I use msconfig as well as task manager to look up things that are runnimg. Type them in search bar online, and see if it is something that needs to auto run or can be manually run when needed. Audio apps like iTunes, Pandora etc can all wreak a little havoc on some systems. If you’d really like to dive in deep with this, you can always visit www.blackviper.com which is a complete tweak site for any OS. He walks you through everything. What it is, if it’s needed, how it works etc. It’s how I learned how to tweak all my machines, and why I think they all still work today.
So, out of all the above, see how many processes you have running for starters. You can really gain improvements this way. This is where I would start and I’ll tell you why.
I’m a beta tester for Bandlab Cakewalk, Celemony Melodyne, FXPansion/BFD Drums and Fractal Audio. I’ve done just about all my testing on a stock Dell Inspiron running an i3 and 4 gig of RAM. I am not even using an interface on that PC and it’s been flawless with everything I’ve thrown at it. I run Cakewalk Sonar and Reaper as my DAWs on that machine.
57 running processes, and I’m doing what another poster suggested (sorry on my phone and don’t have time to scroll through to see who it was) ASIO4ALL on a Realtek stock sound interface built into the mobo. I do this purposely to test using the least amount of power so that we can analyze things for limitation purposes.
On this PC using the above configuration, I am able to record and monitor at 64 and 128 buffers with no audio degradation (depending on tracks and processing already there) and simply raise back up to 2048 buffers for mixing. I would suggest trying this as the other poster mentioned. This will tell you if it’s your interface or drivers, which I don’t believe to be the case. Saffire pro’s are pretty darned decent. But you never know. Some interfaces just don’t get along with certain situations. I had a few like that, MAudio being one that was just terrible and an older RME. The RME 800 by the way, is pretty awesome. I have one of them as well in another machine. My weapons of choice have been my UAD Apollo, an old Echo Audio Layla 24/96 and my Midas M32, which is built into the console.
With that in mind, it is my belief that the number of resources/processes, the interface or a bit of both may be the culprits here.
One other thing. Not accusing or anything, but if you are using any cracked plugins, these can wreak absolute havoc on some systems. I had a friend who ran so many cracks, his box didn’t perform well at all. We reformatted and never put them back on and he’s been fine. Removing plugs you don’t use is also super helpful.

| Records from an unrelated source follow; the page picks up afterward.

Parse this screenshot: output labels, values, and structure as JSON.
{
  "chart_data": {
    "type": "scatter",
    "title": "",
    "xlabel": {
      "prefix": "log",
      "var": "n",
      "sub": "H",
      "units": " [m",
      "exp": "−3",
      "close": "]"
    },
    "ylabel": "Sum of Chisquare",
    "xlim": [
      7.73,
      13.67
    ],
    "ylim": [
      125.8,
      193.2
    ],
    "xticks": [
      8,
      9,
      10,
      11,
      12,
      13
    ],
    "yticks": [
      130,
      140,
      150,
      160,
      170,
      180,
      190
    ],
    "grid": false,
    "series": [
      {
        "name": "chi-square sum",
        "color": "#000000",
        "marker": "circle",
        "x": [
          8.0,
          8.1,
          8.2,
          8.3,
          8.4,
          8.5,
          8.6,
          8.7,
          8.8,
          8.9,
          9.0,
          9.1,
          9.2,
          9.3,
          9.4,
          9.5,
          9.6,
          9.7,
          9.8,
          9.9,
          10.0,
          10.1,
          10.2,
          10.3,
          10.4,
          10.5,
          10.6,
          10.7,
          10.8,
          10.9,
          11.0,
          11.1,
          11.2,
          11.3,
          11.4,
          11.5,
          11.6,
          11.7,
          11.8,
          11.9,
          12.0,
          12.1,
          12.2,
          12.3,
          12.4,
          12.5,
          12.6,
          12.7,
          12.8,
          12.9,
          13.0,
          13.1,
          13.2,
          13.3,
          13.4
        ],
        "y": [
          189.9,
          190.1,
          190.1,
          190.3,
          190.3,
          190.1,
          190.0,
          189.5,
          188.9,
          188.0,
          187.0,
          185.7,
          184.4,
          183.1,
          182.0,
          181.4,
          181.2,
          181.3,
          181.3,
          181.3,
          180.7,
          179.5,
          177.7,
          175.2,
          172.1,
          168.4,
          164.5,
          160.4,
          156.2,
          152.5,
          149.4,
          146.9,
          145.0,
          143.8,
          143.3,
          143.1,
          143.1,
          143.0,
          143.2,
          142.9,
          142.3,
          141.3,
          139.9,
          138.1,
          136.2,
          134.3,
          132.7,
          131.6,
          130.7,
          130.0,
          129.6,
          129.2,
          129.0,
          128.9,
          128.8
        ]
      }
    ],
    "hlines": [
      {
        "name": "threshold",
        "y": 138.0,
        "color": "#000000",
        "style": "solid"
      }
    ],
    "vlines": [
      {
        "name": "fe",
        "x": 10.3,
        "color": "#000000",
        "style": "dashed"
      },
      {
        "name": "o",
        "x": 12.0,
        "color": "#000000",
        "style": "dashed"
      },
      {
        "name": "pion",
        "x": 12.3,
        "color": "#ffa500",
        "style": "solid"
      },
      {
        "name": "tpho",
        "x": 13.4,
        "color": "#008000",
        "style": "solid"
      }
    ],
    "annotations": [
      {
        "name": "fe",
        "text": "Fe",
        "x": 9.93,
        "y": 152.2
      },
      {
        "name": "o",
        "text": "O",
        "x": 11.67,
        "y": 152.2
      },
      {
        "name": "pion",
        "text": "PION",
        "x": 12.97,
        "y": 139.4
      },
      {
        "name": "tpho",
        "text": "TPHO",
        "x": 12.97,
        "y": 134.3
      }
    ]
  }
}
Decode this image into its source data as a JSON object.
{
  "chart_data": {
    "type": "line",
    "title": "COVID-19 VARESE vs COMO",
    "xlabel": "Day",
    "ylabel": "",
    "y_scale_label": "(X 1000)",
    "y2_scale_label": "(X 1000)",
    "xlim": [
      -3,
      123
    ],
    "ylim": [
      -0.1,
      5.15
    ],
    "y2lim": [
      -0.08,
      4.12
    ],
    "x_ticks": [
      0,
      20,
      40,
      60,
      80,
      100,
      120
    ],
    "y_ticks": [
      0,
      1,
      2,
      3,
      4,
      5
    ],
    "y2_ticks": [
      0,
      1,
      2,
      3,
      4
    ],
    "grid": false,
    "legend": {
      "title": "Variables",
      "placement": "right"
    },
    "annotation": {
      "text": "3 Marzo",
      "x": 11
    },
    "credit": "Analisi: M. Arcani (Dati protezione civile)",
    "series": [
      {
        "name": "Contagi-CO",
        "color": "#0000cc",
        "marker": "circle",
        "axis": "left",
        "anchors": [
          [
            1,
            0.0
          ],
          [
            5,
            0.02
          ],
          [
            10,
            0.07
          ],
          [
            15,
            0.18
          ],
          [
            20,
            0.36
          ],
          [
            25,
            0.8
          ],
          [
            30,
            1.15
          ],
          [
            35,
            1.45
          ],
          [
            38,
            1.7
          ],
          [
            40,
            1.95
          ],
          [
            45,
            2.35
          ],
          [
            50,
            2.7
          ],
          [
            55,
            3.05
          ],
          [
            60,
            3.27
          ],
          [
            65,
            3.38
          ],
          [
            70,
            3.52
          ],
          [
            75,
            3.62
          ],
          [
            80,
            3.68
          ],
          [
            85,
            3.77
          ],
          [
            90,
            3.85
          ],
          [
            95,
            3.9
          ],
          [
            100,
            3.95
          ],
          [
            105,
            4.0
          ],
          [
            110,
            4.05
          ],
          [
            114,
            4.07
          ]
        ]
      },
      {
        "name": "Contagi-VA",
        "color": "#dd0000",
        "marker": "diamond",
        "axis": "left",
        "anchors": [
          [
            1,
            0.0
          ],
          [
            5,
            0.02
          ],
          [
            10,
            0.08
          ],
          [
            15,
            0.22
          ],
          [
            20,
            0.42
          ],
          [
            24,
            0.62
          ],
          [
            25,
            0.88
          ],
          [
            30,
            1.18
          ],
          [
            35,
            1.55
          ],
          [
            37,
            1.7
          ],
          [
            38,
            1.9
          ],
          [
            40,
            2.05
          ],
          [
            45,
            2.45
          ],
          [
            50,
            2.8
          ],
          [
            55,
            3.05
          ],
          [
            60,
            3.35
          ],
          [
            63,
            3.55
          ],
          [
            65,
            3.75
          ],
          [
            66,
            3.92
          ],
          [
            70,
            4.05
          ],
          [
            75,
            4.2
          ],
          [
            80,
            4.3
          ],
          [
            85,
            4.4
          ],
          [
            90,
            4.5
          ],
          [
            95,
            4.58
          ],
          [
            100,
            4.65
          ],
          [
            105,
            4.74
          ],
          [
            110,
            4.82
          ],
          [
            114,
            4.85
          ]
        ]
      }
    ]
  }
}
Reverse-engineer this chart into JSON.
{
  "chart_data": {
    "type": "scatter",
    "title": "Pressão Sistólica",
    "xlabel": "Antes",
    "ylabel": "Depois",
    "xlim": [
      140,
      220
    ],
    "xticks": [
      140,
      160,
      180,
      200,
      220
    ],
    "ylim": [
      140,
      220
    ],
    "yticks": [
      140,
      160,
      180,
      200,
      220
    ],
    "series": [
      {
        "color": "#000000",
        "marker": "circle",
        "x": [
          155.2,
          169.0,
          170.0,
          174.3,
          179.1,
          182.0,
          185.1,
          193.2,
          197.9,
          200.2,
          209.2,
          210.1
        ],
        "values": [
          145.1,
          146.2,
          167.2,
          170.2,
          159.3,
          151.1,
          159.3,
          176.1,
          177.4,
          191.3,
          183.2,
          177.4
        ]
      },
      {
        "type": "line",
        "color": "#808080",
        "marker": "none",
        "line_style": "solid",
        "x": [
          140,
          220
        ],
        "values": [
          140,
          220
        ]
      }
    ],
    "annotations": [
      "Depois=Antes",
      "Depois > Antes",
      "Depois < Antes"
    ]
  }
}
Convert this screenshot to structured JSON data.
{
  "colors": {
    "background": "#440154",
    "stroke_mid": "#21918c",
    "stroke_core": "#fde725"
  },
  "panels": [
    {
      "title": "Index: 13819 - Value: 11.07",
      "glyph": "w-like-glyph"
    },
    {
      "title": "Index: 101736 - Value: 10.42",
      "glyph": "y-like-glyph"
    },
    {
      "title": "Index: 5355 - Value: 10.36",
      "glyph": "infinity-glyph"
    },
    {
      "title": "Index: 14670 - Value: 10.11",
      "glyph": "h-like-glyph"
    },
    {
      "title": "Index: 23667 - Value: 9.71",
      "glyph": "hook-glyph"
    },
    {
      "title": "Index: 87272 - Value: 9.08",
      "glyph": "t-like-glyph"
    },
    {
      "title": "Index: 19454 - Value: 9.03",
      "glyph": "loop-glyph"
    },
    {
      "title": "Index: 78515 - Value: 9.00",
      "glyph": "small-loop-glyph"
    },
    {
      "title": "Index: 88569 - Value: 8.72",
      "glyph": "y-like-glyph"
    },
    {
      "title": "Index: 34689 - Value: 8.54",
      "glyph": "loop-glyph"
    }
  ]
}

Last thing which you may be doing already. I have been an advocate of multiple drives and have been using them since Win 98SE. One for OS, plugs and programs, one for nothing but audio, one for nothing but samples. It’s worked flawless for me. I don’t have any SSD drives on my main recording boxes as I don’t feel the need with my good systems. 7200 rpm and loads of gig’s of space is more important to me than the speed that wasn’t super noticeable to me. (I do have a system that has one) That’s just my take as I process stuff in real time, run loads of synths, plugs, tracks and never get audio dropouts or issues. When a windows box is tweaked right, it will hang with and can exceed a mac. The issue there, is controlling the bloatware, which macs are starting to have now also. I won’t even get into the mac issues we’ve had just so we wouldn’t turn down business for those people that MUST use pro tools. Ugh!
Best of luck with everything. If you need me for anything, reply here or message me.